El clima se iba calentando, y con una manta ligera bastaba; las moscas ya volaban por todas partes, pero aún no había aparecido la zancudilla. Yun Er estaba profundamente dormido, su cuerpo no soportaba tanta actividad mental seguida.
La primavera era la estación más cómoda en las montañas, con brisas suaves que traían aromas de flores lejanas. Yun Zheng dormía plácidamente, incluso sin molestarle esa zancudilla molesta.
Una noche en mil años, una vida familiar parecía alejarse, vestido con ropa antigua en medio de calles bulliciosas, nadie lo saludaba ni le preguntaba nada; todos se apresuraban a sus asuntos. Un actor de teatro en la acera no merecía más que un vistazo. Frío y desinteresado.
Al despertar, sudaba como una res. Había pasado mil años con su alma, definitivamente estaba cansado, mejor evitar sueños tan irrealistas para no seguir perdiendo energía al dormir.

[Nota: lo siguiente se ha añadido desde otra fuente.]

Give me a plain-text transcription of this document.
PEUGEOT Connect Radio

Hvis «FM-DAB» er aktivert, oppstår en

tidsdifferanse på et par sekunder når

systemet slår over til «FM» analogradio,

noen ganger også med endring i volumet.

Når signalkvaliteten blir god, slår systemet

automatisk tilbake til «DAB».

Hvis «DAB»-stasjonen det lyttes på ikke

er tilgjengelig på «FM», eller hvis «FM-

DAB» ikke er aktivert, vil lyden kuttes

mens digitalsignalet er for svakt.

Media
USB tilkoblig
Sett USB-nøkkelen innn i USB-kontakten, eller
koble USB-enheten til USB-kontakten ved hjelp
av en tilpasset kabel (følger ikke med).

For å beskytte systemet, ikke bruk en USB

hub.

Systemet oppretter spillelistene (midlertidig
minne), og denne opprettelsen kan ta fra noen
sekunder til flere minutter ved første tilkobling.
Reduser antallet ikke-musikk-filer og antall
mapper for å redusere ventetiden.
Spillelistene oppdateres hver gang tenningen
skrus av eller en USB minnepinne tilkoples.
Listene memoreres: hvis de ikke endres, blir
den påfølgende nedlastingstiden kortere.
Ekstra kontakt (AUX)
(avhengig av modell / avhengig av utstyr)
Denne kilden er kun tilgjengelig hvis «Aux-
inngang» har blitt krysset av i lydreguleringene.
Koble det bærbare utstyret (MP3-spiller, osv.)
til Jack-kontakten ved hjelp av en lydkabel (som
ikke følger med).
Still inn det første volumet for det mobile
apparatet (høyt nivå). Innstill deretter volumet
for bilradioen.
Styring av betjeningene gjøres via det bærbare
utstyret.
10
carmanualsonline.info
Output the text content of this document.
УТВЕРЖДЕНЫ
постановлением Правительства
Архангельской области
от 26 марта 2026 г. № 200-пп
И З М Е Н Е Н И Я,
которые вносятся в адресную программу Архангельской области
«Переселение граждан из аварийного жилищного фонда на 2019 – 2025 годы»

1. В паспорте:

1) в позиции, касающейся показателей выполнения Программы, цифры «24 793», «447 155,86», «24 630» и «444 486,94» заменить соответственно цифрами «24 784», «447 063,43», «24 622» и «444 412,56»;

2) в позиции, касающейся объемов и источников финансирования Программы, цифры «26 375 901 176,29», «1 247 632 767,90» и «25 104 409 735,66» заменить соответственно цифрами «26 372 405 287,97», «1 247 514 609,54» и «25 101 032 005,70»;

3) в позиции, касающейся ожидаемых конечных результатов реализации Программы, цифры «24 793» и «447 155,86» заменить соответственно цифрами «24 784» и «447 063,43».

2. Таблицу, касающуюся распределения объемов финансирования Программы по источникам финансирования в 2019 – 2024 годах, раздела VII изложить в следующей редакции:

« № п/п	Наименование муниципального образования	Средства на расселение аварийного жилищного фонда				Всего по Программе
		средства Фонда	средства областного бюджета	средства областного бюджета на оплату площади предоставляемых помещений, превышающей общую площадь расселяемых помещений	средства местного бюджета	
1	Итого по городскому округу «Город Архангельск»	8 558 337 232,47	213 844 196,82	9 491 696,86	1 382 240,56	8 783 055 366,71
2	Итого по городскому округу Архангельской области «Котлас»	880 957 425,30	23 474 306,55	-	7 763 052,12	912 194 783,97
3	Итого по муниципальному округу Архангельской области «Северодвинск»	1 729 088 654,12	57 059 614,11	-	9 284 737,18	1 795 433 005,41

Lácteo sostenía un abanico de bambú apartando las zancudillas de Yun Er. Probablemente fue porque Lácteo lo protegía que no le picaron a él, al menos no tanto como a otros.
Bien así, no importaba si no podía volver; aquí había una muchacha para ayudarlo a ahuyentar las moscas.
El capitán Hu estaba en la planta baja examinando el telar salido de los fogones. Lácteo creía que su joven amo era alguien importante y que no debían interrumpirlo, así que no informó a Yun Zheng. Sin embargo, ella no quería ver humillado al capitán, se mostraba reticente a notificar. Los pequeños pensamientos de la muchacha eran evidentes para Yun Zheng; le tocó suavemente el sien y bajó rápidamente las escaleras.